DR LOVE: I wanted to pick up on 10 things that you said,
but let me just try to think of a couple of them. One of the things
I hadn’t thought about, if you think about Craig Allred’s
data that he presented again at this meeting, where he showed it
was almost like there was this effect that, if you have any ER,
you see an effect of adjuvant tamoxifen, and it really doesn’t
change very much. It’s sort of like you go over the hump,
and then you just see this effect.
And Peter Ravdin brought up the question of, “if breast cancer’s
a clonal disease, why is it that you would have some ER-positive
cells, the rest would not be? Why are you responding?” And
you brought up the thought of maybe there was some interaction between
the ER-positive cells and the other cells. Any thoughts about that
whole discussion?
DR HENDERSON: Well,
I have a couple of thoughts about the discussion yesterday. One
is that I think Craig Allred is on the right track in the sense
that I do believe that we need to have reproducible, accurate measures
that quantify the amount of ER that’s there. The point that
he was making yesterday is that we do not have those measures. They’re
not in place with any of the immunohistochemical assays that are
available. We did have that 20 years ago, but we don’t now.

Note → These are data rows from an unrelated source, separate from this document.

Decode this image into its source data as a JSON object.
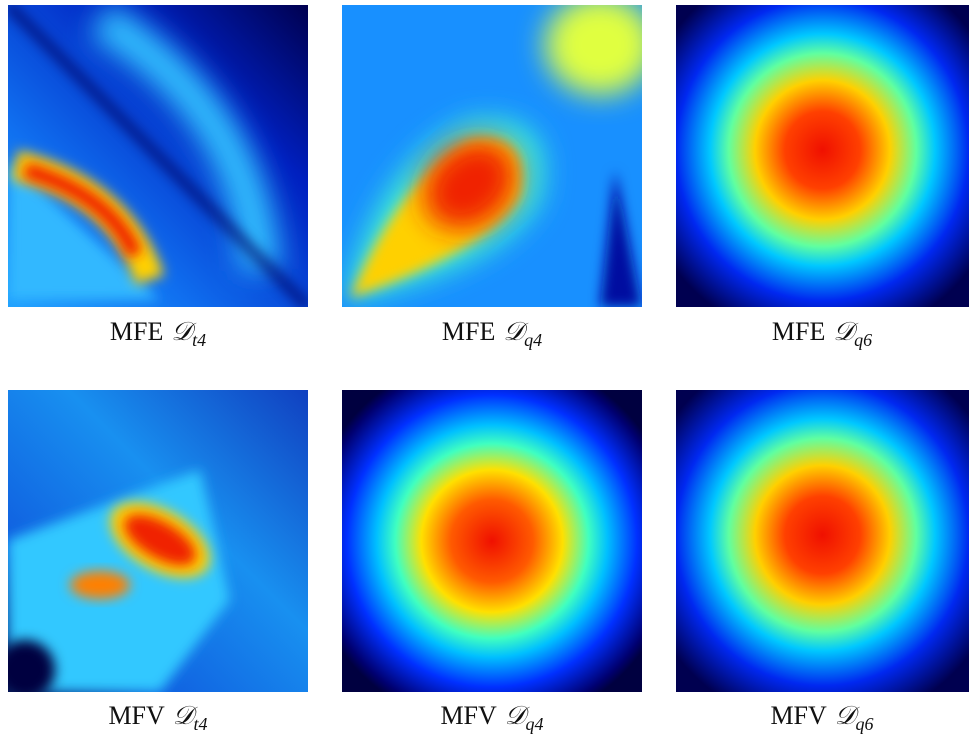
{
  "panels": [
    {
      "method": "MFE",
      "symbol": "𝒟",
      "sub": "t4"
    },
    {
      "method": "MFE",
      "symbol": "𝒟",
      "sub": "q4"
    },
    {
      "method": "MFE",
      "symbol": "𝒟",
      "sub": "q6"
    },
    {
      "method": "MFV",
      "symbol": "𝒟",
      "sub": "t4"
    },
    {
      "method": "MFV",
      "symbol": "𝒟",
      "sub": "q4"
    },
    {
      "method": "MFV",
      "symbol": "𝒟",
      "sub": "q6"
    }
  ]
}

The second point is if you want to make a correlation between the
effect of therapy and the quantitative amount of a marker, you have
to have two things. First you have to have an accurate assessment
of the marker and second you have to have a sensitive end point.
Now, what is the most sensitive end point when you’re studying
breast cancer?
It is not response, and it’s not response duration. It’s
not even survival in patients with metastatic breast cancer. The
most sensitive end point is disease-free survival in women with
early breast cancer. Anything you do in metastatic breast cancer
is a crude kind of thing, because it’s just so complicated.

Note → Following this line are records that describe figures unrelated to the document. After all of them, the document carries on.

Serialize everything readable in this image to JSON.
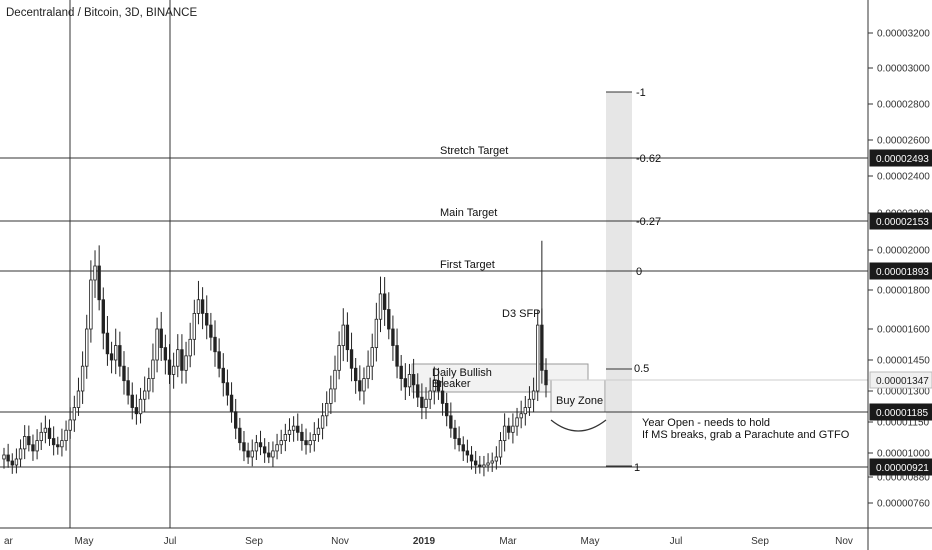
{
  "title": "Decentraland / Bitcoin, 3D, BINANCE",
  "x_labels": [
    "ar",
    "May",
    "Jul",
    "Sep",
    "Nov",
    "2019",
    "Mar",
    "May",
    "Jul",
    "Sep",
    "Nov"
  ],
  "y_ticks": [
    "0.00003200",
    "0.00003000",
    "0.00002800",
    "0.00002600",
    "0.00002400",
    "0.00002200",
    "0.00002000",
    "0.00001800",
    "0.00001600",
    "0.00001450",
    "0.00001300",
    "0.00001150",
    "0.00001000",
    "0.00000880",
    "0.00000760"
  ],
  "price_labels": [
    {
      "text": "0.00002493",
      "style": "dark"
    },
    {
      "text": "0.00002153",
      "style": "dark"
    },
    {
      "text": "0.00001893",
      "style": "dark"
    },
    {
      "text": "0.00001347",
      "style": "light"
    },
    {
      "text": "0.00001185",
      "style": "dark"
    },
    {
      "text": "0.00000921",
      "style": "dark"
    }
  ],
  "fib_labels": [
    "-1",
    "-0.62",
    "-0.27",
    "0",
    "0.5",
    "1"
  ],
  "annotations": {
    "stretch_target": "Stretch Target",
    "main_target": "Main Target",
    "first_target": "First Target",
    "d3_sfp": "D3 SFP",
    "breaker_line1": "Daily Bullish",
    "breaker_line2": "Breaker",
    "buy_zone": "Buy Zone",
    "year_open_line1": "Year Open - needs to hold",
    "year_open_line2": "If MS breaks, grab a Parachute and GTFO"
  },
  "colors": {
    "candle_up": "#ffffff",
    "candle_down": "#222222",
    "line": "#333333",
    "fib_band": "#e6e6e6",
    "zone_fill": "#f2f2f2"
  },
  "chart_data": {
    "type": "candlestick",
    "symbol": "Decentraland / Bitcoin",
    "interval": "3D",
    "exchange": "BINANCE",
    "horizontal_levels": [
      2.493e-05,
      2.153e-05,
      1.893e-05,
      1.185e-05,
      9.21e-06
    ],
    "last_price": 1.347e-05,
    "fib_levels": [
      -1,
      -0.62,
      -0.27,
      0,
      0.5,
      1
    ],
    "fib_anchor_high": 1.893e-05,
    "fib_anchor_low": 9.21e-06,
    "ohlc_close_path": [
      9.9e-06,
      9.6e-06,
      9.4e-06,
      9.7e-06,
      1.02e-05,
      1.08e-05,
      1.04e-05,
      1.01e-05,
      1.06e-05,
      1.1e-05,
      1.12e-05,
      1.07e-05,
      1.04e-05,
      1.03e-05,
      1.06e-05,
      1.11e-05,
      1.16e-05,
      1.22e-05,
      1.3e-05,
      1.42e-05,
      1.6e-05,
      1.85e-05,
      1.92e-05,
      1.75e-05,
      1.58e-05,
      1.48e-05,
      1.45e-05,
      1.52e-05,
      1.42e-05,
      1.35e-05,
      1.28e-05,
      1.22e-05,
      1.19e-05,
      1.26e-05,
      1.3e-05,
      1.36e-05,
      1.45e-05,
      1.6e-05,
      1.51e-05,
      1.45e-05,
      1.38e-05,
      1.42e-05,
      1.5e-05,
      1.4e-05,
      1.47e-05,
      1.55e-05,
      1.68e-05,
      1.75e-05,
      1.68e-05,
      1.62e-05,
      1.56e-05,
      1.49e-05,
      1.41e-05,
      1.34e-05,
      1.28e-05,
      1.2e-05,
      1.12e-05,
      1.05e-05,
      1.01e-05,
      9.8e-06,
      1.01e-05,
      1.05e-05,
      1.03e-05,
      1e-05,
      9.8e-06,
      1.01e-05,
      1.04e-05,
      1.06e-05,
      1.09e-05,
      1.11e-05,
      1.13e-05,
      1.1e-05,
      1.06e-05,
      1.04e-05,
      1.06e-05,
      1.09e-05,
      1.12e-05,
      1.18e-05,
      1.24e-05,
      1.31e-05,
      1.4e-05,
      1.52e-05,
      1.62e-05,
      1.5e-05,
      1.41e-05,
      1.35e-05,
      1.3e-05,
      1.36e-05,
      1.42e-05,
      1.51e-05,
      1.65e-05,
      1.78e-05,
      1.7e-05,
      1.6e-05,
      1.52e-05,
      1.42e-05,
      1.36e-05,
      1.32e-05,
      1.38e-05,
      1.33e-05,
      1.27e-05,
      1.22e-05,
      1.26e-05,
      1.3e-05,
      1.35e-05,
      1.3e-05,
      1.24e-05,
      1.18e-05,
      1.12e-05,
      1.07e-05,
      1.04e-05,
      1.01e-05,
      9.9e-06,
      9.6e-06,
      9.4e-06,
      9.3e-06,
      9.4e-06,
      9.5e-06,
      9.6e-06,
      9.8e-06,
      1.06e-05,
      1.13e-05,
      1.1e-05,
      1.13e-05,
      1.17e-05,
      1.19e-05,
      1.22e-05,
      1.26e-05,
      1.3e-05,
      1.62e-05,
      1.4e-05,
      1.33e-05
    ]
  }
}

So many things happen. The patients are so variable. It’s
so hard to measure the disease. There are so many things that affect
survival. So, the most sensitive marker we have for response is
disease-free survival.
So, you ask yourself, do we have any evidence, any data, any data
set, in which we have 1,000 to 3,000 patients where we can say these
are reliable estimates of the size of the ER and also have reliable
information on disease-free survival? We do have the latter. We
have lots of trials, tens of thousands of patients, where the disease-free
survival has been very, very carefully measured. We have small series,
where we have probably very accurate estimates using the ligand-binding
assays, but we don’t have both of those together. So, the
question is one that we can only raise in theory.
The evidence does not exist because we don’t meet those two
criteria – a sensitive end point in the clinic and a reproducible,
accurate estimate of the size of the marker, in this case estrogen
receptor in the laboratory. Those don’t exist.